The problem with any style of art, or art "movement" is that after a time it begins to wear thin.  This happens largely for two reasons.  One, those exploring it eventually manage to plumb it's depths and wring from it everything of any substantive value, both individually and as a group.  And second, whatever following the style or movement eventually manages to generate, gradually begins to tire of it and move onto something new and more chic.  It has happened that way over and over again, especially during the Modernist era when one style tended to follow another, with each both building upon it's predecessor and yet rejecting elements of it.

The Large Bathers, 1887, Auguste Renoir

An interesting case in point is Impressionism.  In fact, it's a classic case in point.  The style was born in the 1870s, matured in the 1880s, and by 1890 was on its way out.  Even its most steadfast proponents realized that.  Renoir, for instance, moved into the study of female nudes with only occasional lapses into impressionism for some of his backgrounds.  In general he was disillusioned with it.  His nude figures became rather hard edged, even one would have to say "academic".  His 1887 canvas, The Large Bathers, is an example of this. 


Under the Horse
Chestnut Tree,
1898, Mary Cassatt
 Mary Cassatt is another example.  Her subject matter did not change significantly but her method of handling it did.  Her style, as seen in her 1898 dry point, aquatint etching, Under the Horse Chestnut Tree, demonstrates not only an abandonment of painting for prints, but a growing interest in the linear and compositional qualities of Japanese prints.

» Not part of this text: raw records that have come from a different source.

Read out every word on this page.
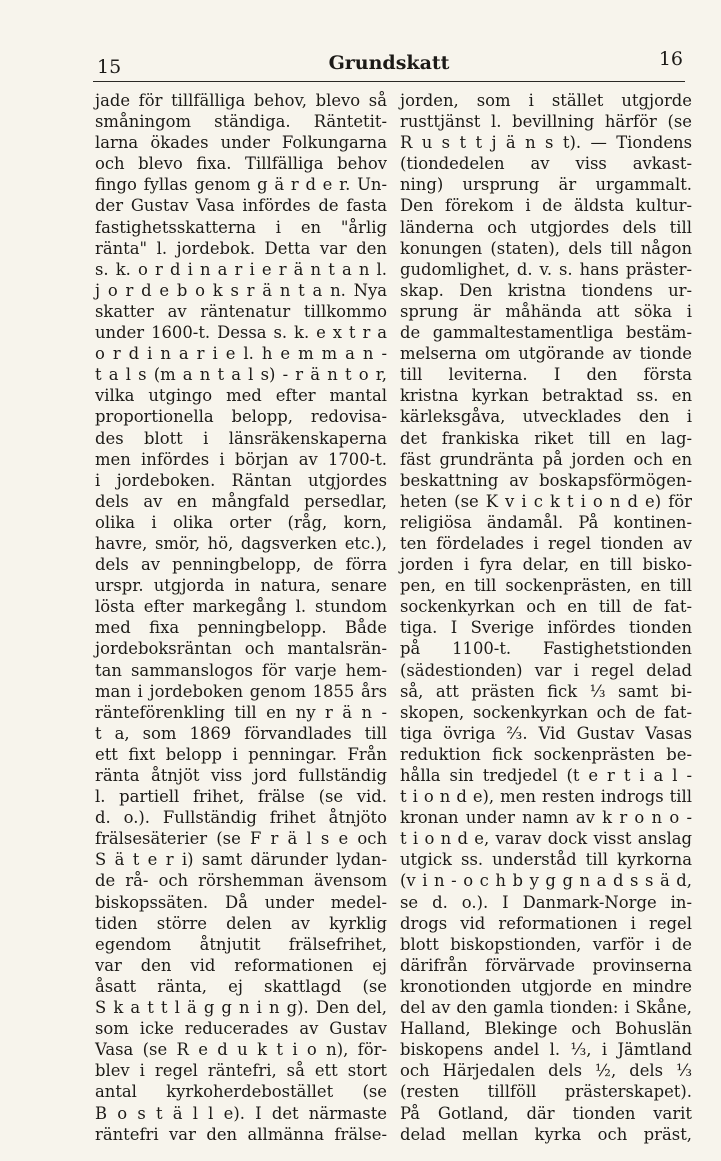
15	Grundskatt	16
jade för tillfälliga behov, blevo så
småningom ständiga. Räntetit-
larna ökades under Folkungarna
och blevo fixa. Tillfälliga behov
fingo fyllas genom g ä r d e r. Un-
der Gustav Vasa infördes de fasta
fastighetsskatterna i en "årlig
ränta" l. jordebok. Detta var den
s. k. o r d i n a r i e r ä n t a n l.
j o r d e b o k s r ä n t a n. Nya
skatter av räntenatur tillkommo
under 1600-t. Dessa s. k. e x t r a
o r d i n a r i e l. h e m m a n -
t a l s (m a n t a l s) - r ä n t o r,
vilka utgingo med efter mantal
proportionella belopp, redovisa-
des blott i länsräkenskaperna
men infördes i början av 1700-t.
i jordeboken. Räntan utgjordes
dels av en mångfald persedlar,
olika i olika orter (råg, korn,
havre, smör, hö, dagsverken etc.),
dels av penningbelopp, de förra
urspr. utgjorda in natura, senare
lösta efter markegång l. stundom
med fixa penningbelopp. Både
jordeboksräntan och mantalsrän-
tan sammanslogos för varje hem-
man i jordeboken genom 1855 års
ränteförenkling till en ny r ä n -
t a, som 1869 förvandlades till
ett fixt belopp i penningar. Från
ränta åtnjöt viss jord fullständig
l. partiell frihet, frälse (se vid.
d. o.). Fullständig frihet åtnjöto
frälsesäterier (se F r ä l s e och
S ä t e r i) samt därunder lydan-
de rå- och rörshemman ävensom
biskopssäten. Då under medel-
tiden större delen av kyrklig
egendom åtnjutit frälsefrihet,
var den vid reformationen ej
åsatt ränta, ej skattlagd (se
S k a t t l ä g g n i n g). Den del,
som icke reducerades av Gustav
Vasa (se R e d u k t i o n), för-
blev i regel räntefri, så ett stort
antal kyrkoherdebostället (se
B o s t ä l l e). I det närmaste
räntefri var den allmänna frälse-
jorden, som i stället utgjorde
rusttjänst l. bevillning härför (se
R u s t t j ä n s t). — Tiondens
(tiondedelen av viss avkast-
ning) ursprung är urgammalt.
Den förekom i de äldsta kultur-
länderna och utgjordes dels till
konungen (staten), dels till någon
gudomlighet, d. v. s. hans präster-
skap. Den kristna tiondens ur-
sprung är måhända att söka i
de gammaltestamentliga bestäm-
melserna om utgörande av tionde
till leviterna. I den första
kristna kyrkan betraktad ss. en
kärleksgåva, utvecklades den i
det frankiska riket till en lag-
fäst grundränta på jorden och en
beskattning av boskapsförmögen-
heten (se K v i c k t i o n d e) för
religiösa ändamål. På kontinen-
ten fördelades i regel tionden av
jorden i fyra delar, en till bisko-
pen, en till sockenprästen, en till
sockenkyrkan och en till de fat-
tiga. I Sverige infördes tionden
på 1100-t. Fastighetstionden
(sädestionden) var i regel delad
så, att prästen fick ⅓ samt bi-
skopen, sockenkyrkan och de fat-
tiga övriga ⅔. Vid Gustav Vasas
reduktion fick sockenprästen be-
hålla sin tredjedel (t e r t i a l -
t i o n d e), men resten indrogs till
kronan under namn av k r o n o -
t i o n d e, varav dock visst anslag
utgick ss. underståd till kyrkorna
(v i n - o c h b y g g n a d s s ä d,
se d. o.). I Danmark-Norge in-
drogs vid reformationen i regel
blott biskopstionden, varför i de
därifrån förvärvade provinserna
kronotionden utgjorde en mindre
del av den gamla tionden: i Skåne,
Halland, Blekinge och Bohuslän
biskopens andel l. ⅓, i Jämtland
och Härjedalen dels ½, dels ⅓
(resten tillföll prästerskapet).
På Gotland, där tionden varit
delad mellan kyrka och präst,
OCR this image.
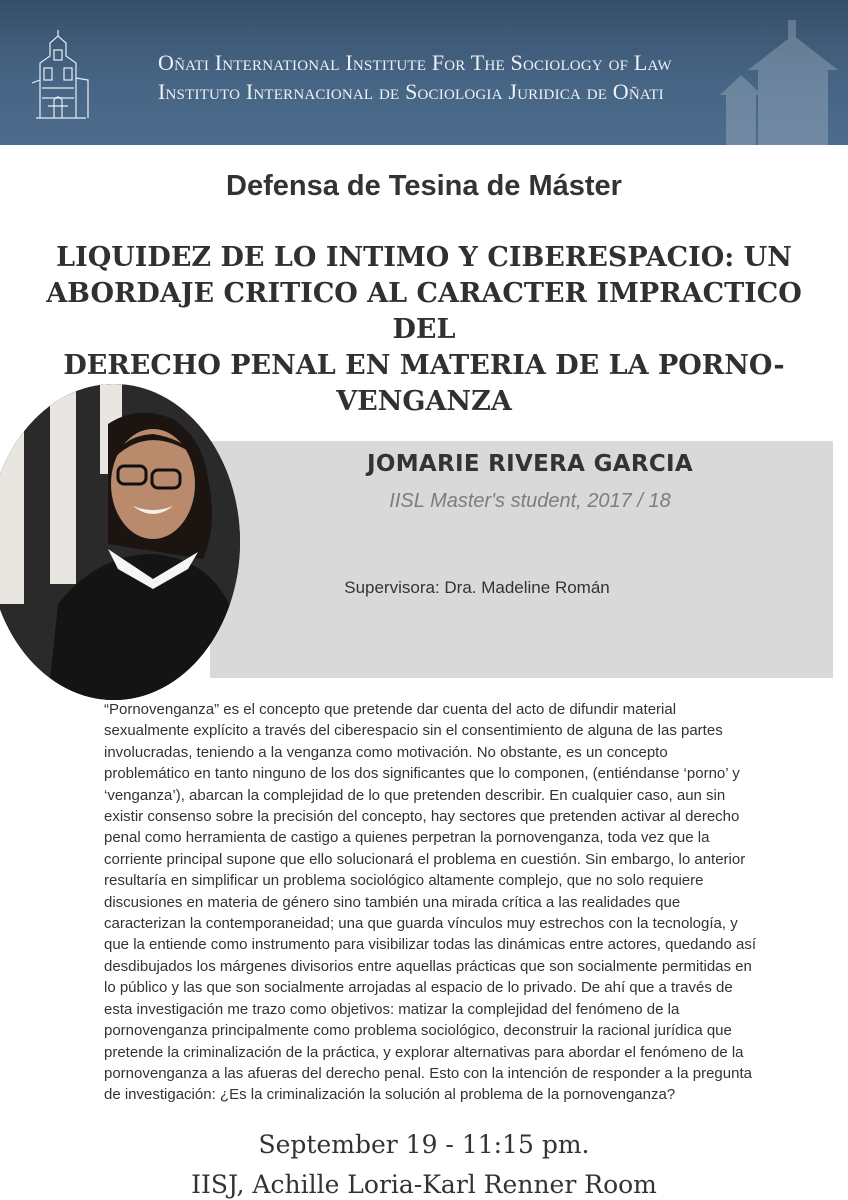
Oñati International Institute For The Sociology of Law
Instituto Internacional de Sociologia Juridica de Oñati
Defensa de Tesina de Máster
LIQUIDEZ DE LO INTIMO Y CIBERESPACIO: UN
ABORDAJE CRITICO AL CARACTER IMPRACTICO DEL
DERECHO PENAL EN MATERIA DE LA PORNO-
VENGANZA
JOMARIE RIVERA GARCIA
IISL Master's student, 2017 / 18
Supervisora: Dra. Madeline Román
“Pornovenganza” es el concepto que pretende dar cuenta del acto de difundir material
sexualmente explícito a través del ciberespacio sin el consentimiento de alguna de las partes
involucradas, teniendo a la venganza como motivación. No obstante, es un concepto
problemático en tanto ninguno de los dos significantes que lo componen, (entiéndanse ‘porno’ y
‘venganza’), abarcan la complejidad de lo que pretenden describir. En cualquier caso, aun sin
existir consenso sobre la precisión del concepto, hay sectores que pretenden activar al derecho
penal como herramienta de castigo a quienes perpetran la pornovenganza, toda vez que la
corriente principal supone que ello solucionará el problema en cuestión. Sin embargo, lo anterior
resultaría en simplificar un problema sociológico altamente complejo, que no solo requiere
discusiones en materia de género sino también una mirada crítica a las realidades que
caracterizan la contemporaneidad; una que guarda vínculos muy estrechos con la tecnología, y
que la entiende como instrumento para visibilizar todas las dinámicas entre actores, quedando así
desdibujados los márgenes divisorios entre aquellas prácticas que son socialmente permitidas en
lo público y las que son socialmente arrojadas al espacio de lo privado. De ahí que a través de
esta investigación me trazo como objetivos: matizar la complejidad del fenómeno de la
pornovenganza principalmente como problema sociológico, deconstruir la racional jurídica que
pretende la criminalización de la práctica, y explorar alternativas para abordar el fenómeno de la
pornovenganza a las afueras del derecho penal. Esto con la intención de responder a la pregunta
de investigación: ¿Es la criminalización la solución al problema de la pornovenganza?
September 19 - 11:15 pm.
IISJ, Achille Loria-Karl Renner Room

Bridge over waterlilly Pond,
1899, Claude Monet













About the only stalwart holdout for impressionism was Claude Monet and even his work was not without a certain evolutionary quality that, even if it did not abandon Impressionism, certainly could be said to have taken it in new directions.  By the 1890s, Monet was starting to make something of a reputation for himself, some money for himself and his family, and perhaps most importantly, he seems to have earned some freedom for himself, to paint whatever he wanted without need to worry about whether it would sell.  As a result, he began to dig deeper into light, color, textures, and shapes with lengthy studies of things like haystacks, riverbank poplars, the Rouen Cathedral, and finally, in the latter years of his life, his marvelous water lilies.  The sheer quantity of paintings in each series underlines the extraordinary effort he felt necessary to legitimatize the Impressionism so many of his friends had abandoned and even scorned, in an attempt to cement a place for it in art history.